A Ladahhi Tibetan-Buddhist monk serving as Indian Ambassador to Mongolia.
Since Ambassador Plenipotentiary Kushok G. Bakula Rimpoche became the Indian envoy in 1990, he has played a central role in the reconstruction of Buddhism in Mongolia and the neighbouring areas of Russia. However, his other antecedents are just as absorbing.
Bakula Rimpoche is without doubt one of the most central figures in modern Ladakhi history, and not an uncontroversial one. He was bom on 19 May 1917, on a full moon, and was recognised as the 20th incarnation of Arhat Bakula at the age of six and enthroned at Spituk (dPe-thub) Monastery near Leh. At the age of ten, Bakula went to Tibet for higher studies, spending 14 years at the Loseling College of Drepung Monastery near Lhasa, where he received with honours, the Geshe Lharampa degree, the ´PhD´ of the Gelugpa school of Tibetan Buddhism, from the Thirteenth Dalai Lama.

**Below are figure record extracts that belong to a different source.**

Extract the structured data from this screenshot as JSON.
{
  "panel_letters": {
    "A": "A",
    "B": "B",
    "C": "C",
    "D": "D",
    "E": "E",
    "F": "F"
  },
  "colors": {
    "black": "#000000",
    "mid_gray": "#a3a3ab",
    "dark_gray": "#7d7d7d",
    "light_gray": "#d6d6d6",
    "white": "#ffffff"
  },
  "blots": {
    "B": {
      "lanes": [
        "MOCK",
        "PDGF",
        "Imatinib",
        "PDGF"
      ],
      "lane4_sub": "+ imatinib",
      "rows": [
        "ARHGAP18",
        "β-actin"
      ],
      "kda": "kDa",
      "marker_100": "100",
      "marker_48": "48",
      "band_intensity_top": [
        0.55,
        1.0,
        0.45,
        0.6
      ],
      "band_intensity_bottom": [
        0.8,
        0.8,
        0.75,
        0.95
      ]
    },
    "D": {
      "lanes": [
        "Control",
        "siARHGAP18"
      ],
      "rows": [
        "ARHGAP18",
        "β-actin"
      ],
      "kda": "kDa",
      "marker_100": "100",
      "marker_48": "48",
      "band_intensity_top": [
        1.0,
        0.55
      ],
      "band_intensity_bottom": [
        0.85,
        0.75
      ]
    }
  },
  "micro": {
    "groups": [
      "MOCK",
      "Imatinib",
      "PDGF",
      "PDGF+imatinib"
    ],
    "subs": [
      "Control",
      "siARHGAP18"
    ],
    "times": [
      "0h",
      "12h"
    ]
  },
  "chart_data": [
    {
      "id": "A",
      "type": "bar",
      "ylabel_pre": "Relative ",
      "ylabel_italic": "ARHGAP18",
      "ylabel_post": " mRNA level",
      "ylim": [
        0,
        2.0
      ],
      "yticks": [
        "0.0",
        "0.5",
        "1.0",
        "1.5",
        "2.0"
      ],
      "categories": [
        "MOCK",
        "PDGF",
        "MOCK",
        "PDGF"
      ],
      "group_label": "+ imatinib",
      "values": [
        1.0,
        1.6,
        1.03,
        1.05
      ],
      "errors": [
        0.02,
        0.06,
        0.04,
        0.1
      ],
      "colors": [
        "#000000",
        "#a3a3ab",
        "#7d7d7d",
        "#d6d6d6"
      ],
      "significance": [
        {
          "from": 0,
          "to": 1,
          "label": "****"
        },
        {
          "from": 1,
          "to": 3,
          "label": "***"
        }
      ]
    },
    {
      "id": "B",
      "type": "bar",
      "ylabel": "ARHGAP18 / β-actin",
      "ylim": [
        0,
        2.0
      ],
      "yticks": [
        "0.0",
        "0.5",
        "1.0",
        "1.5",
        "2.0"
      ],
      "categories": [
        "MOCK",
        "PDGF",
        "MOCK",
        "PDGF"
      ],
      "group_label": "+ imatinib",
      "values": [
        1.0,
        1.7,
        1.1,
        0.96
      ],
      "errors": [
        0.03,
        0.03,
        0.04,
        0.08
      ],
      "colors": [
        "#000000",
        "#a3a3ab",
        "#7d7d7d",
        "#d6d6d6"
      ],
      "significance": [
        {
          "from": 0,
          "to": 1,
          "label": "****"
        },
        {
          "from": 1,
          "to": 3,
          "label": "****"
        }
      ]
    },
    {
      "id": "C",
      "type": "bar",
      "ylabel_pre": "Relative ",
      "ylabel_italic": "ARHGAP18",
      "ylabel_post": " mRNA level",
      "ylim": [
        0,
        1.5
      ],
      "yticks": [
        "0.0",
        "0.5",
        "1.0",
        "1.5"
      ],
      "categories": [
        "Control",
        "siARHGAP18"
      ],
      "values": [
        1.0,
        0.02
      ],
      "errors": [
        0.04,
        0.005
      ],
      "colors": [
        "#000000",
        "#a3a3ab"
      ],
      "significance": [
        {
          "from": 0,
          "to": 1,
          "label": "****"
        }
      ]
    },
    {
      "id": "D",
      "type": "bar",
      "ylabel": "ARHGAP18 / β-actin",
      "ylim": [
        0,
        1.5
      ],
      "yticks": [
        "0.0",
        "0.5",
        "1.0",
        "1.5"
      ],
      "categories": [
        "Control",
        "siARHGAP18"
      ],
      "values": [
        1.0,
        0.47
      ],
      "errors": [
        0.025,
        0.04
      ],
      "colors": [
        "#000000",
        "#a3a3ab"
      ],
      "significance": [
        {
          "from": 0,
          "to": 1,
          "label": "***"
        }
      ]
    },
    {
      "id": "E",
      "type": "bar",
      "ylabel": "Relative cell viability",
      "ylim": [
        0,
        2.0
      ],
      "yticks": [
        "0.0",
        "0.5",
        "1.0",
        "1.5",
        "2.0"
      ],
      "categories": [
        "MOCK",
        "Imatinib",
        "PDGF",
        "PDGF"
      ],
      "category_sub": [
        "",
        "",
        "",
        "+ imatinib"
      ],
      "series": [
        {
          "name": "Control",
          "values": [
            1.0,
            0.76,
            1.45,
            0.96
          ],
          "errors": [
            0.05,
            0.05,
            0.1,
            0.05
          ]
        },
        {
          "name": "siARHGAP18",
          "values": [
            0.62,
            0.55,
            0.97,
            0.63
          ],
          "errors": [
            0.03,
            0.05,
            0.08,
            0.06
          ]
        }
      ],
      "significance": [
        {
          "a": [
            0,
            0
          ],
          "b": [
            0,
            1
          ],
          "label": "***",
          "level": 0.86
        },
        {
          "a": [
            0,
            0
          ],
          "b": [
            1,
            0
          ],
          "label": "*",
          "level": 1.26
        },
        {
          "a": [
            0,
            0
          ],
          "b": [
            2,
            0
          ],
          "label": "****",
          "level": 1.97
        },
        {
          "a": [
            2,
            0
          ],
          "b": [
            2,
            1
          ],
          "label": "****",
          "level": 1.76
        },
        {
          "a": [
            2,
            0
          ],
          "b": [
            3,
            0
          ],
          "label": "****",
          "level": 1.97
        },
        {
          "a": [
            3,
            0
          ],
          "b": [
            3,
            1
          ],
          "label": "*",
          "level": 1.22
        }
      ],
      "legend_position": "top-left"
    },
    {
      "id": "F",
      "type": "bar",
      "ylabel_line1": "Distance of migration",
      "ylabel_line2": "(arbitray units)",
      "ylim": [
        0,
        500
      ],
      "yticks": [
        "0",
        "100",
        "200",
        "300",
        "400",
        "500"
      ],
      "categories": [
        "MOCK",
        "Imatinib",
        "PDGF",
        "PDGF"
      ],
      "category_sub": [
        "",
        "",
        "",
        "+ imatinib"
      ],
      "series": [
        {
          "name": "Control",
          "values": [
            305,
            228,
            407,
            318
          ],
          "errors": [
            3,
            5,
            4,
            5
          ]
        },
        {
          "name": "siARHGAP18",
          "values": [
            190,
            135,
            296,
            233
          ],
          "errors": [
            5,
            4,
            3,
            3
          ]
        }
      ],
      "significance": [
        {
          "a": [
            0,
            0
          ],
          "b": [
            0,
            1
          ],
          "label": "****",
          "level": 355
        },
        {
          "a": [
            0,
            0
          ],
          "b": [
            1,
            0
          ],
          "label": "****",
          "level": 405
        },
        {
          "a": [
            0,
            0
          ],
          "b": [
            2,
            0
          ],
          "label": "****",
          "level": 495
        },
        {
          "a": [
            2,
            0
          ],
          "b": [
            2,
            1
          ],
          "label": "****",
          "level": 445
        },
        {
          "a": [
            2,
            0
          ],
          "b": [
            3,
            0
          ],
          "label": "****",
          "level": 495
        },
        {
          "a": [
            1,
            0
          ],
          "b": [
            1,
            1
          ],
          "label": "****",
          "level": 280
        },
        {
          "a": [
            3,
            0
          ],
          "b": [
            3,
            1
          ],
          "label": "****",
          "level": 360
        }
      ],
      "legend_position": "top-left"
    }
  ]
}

In June 1949, during Jawaharlal Nehru´s visit to Ladakh, Bakula Rimpoche was made District President of the National Conference, and he soon established himself as the pre-eminent force in Ladakh´s politics, emerging as an outspoken advocate of Ladakhi interests in the State Assembly in Srinagar. After Sheikh Abdullah´s arrest and the rise of Bakshi as Chief Minister of Jammu and Kashmir, Bakula began a 14-year stint in various ministerial positions in the state, but mostly as Minister of State for Ladakh Affairs, before being elected to the Lok Sabha in 1967 for the first of two consecutive terms.